How to Survive a Hot Sauce Challenge
One of my favorite things about food is that it can always surprise you. Sure, if you want cold ham sandwiches at every meal, you can choose that. You can choose to never let food surprise you. But if you really love food, it offers the endless possibility to taste, to experience, to learn. And… to be challenged.
Enter one of my favorite food activities: the hot sauce challenge. If you’ve never seen the YouTube show Hot Ones (“the show with hot questions, and even hotter wings”), you should correct that unfortunate oversight. Maybe start with fan favorite guests Gordon Ramsay and Paul Rudd.
The premise: host, Sean Evans, expertly interviews celebrity guests as they trudge through a grueling course of ten progressively hotter chicken wings (or veggie nuggets or cauliflower if they prefer). Sean’s well-researched questions also increase in intensity, mirroring the rising Scoville units of the hot sauces. In the current lineup for their 17th season, the first sauce comes in at 1800 units, and the tenth is over 2 million. You can order the full set (as well as individual bottles) here to do the challenge yourself. I’ve done it several times, with different groups of people, and it’s always fun, even when it hurts a little.

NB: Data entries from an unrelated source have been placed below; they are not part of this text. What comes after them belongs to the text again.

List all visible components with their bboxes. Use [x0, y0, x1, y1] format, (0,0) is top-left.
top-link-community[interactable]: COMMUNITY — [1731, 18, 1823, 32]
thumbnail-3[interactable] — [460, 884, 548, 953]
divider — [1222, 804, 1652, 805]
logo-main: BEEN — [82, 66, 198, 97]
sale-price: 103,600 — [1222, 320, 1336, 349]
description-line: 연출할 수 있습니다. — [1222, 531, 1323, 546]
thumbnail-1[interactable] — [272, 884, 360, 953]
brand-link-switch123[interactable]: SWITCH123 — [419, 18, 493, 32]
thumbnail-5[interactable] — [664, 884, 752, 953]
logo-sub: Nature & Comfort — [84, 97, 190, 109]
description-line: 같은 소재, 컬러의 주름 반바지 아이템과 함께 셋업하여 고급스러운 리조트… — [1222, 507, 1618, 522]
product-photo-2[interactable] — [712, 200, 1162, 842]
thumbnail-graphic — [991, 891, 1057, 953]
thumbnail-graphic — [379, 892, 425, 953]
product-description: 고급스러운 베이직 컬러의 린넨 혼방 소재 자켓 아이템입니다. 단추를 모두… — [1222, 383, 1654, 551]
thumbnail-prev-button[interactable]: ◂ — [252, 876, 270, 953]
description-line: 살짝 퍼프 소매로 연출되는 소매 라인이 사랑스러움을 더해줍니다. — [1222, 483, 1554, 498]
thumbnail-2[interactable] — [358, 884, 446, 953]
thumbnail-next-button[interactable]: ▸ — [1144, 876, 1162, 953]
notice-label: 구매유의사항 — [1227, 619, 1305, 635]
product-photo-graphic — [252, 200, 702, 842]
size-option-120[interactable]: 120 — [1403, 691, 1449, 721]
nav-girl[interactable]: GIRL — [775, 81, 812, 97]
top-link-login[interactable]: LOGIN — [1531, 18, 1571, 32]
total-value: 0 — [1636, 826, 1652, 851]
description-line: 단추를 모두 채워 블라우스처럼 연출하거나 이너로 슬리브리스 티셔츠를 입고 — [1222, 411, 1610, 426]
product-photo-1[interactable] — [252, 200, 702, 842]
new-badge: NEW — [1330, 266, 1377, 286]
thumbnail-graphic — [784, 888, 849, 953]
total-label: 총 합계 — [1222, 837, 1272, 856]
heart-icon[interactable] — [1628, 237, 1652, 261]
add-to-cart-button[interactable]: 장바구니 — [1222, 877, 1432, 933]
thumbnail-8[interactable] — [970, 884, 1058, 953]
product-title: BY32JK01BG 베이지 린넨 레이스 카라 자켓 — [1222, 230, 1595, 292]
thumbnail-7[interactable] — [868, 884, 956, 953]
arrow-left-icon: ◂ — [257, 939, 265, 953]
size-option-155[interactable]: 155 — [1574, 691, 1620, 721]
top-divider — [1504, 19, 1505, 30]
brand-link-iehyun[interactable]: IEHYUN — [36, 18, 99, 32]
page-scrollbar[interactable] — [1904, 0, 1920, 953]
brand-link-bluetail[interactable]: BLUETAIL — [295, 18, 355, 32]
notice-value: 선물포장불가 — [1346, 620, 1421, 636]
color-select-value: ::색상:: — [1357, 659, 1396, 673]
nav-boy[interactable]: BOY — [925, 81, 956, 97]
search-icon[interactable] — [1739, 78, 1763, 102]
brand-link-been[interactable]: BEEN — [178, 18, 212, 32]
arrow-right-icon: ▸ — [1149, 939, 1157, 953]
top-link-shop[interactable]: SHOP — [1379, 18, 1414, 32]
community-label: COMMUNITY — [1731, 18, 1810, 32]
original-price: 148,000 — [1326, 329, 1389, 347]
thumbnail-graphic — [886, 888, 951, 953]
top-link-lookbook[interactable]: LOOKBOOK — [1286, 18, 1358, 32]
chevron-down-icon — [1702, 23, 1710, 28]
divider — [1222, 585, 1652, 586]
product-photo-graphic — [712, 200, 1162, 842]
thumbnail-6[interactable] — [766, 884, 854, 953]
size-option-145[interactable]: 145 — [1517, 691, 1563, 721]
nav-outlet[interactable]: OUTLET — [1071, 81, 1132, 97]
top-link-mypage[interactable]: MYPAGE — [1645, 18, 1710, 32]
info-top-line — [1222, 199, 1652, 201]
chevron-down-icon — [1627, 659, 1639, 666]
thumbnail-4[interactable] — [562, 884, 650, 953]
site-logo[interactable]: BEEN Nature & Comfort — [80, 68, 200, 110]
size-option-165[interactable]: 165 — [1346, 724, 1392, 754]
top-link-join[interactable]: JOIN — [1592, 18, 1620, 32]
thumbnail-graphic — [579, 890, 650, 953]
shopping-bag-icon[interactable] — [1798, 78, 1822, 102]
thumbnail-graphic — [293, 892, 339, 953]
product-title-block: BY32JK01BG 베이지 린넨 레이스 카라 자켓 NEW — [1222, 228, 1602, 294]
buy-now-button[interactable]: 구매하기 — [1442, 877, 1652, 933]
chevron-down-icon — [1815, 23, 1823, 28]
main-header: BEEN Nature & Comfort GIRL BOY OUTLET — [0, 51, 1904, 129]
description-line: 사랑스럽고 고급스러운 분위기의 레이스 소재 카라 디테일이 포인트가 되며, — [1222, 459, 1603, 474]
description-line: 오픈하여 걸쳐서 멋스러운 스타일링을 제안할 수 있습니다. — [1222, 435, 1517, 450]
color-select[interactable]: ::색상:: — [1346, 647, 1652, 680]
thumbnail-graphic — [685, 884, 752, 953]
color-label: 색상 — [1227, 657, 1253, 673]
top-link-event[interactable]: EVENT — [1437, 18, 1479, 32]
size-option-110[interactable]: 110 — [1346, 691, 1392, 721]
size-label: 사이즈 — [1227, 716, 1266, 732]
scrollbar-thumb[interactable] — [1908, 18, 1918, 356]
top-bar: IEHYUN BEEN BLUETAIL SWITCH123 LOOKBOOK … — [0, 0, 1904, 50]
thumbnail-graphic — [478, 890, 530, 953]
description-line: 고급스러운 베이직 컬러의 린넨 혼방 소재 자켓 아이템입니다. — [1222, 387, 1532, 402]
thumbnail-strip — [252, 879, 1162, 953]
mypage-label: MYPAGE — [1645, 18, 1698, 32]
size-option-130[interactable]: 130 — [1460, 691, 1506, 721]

To survive it, I recommend stocking up on cooling accoutrements to tame the heat, including dairy-based, starchy, veggie and sweet options:
Ranch and Blue Cheese Dressing
Milk
Ice Cream (milkshakes, smoothies and Dole Whips are nice too)
Bread, Rice, Crackers or French Fries
Crunchy and Creamy Veggies (carrots, celery and avocado)
Sweet Fruit (tart is less helpful, since sugar is what will do battle against those high-Scoville sauces)
Pickle-Brined Spicy Chicken Wings
Serves 4 (10 wings each, plus a few extra)
Ingredients
2 cups milk
1/2 cup juice from bread and butter pickles or dill pickles
4 lbs chicken wings (a mix of flats and drums)
2 cups all-purpose flour
3 to 4 quarts peanut or canola oil
10 hot sauces, ranging in spiciness from mild to downright painful
Directions
Combine milk and pickle juice (if using dill pickle juice, add 1 TB granulated or brown sugar to balance the acidity) in 13x9-inch baking dish. Add wings, turn to coat, then cover with plastic wrap and refrigerate at least two hours and up to eight, turning wings at least once.
Place flour in pie plate or shallow dish. Heat oil to 375°F in deep fryer or large Dutch oven. Thoroughly drain wings in large colander, then dredge wings one at a time in the flour, being careful to coat evenly. Fry chicken in batches, 10 to 15 minutes per batch, until cooked through (at least 165°F in center of thickest part of the wing). Drain wings on paper towels, then either toss in desired hot sauce or serve with the sauce for dipping.
To keep warm, place cooked wings on a rack over a rimmed sheet pan in a 200° oven for up to an hour.
Good luck, and remember the most important key to survival: wash your hands before touching your eyes, nose or privates!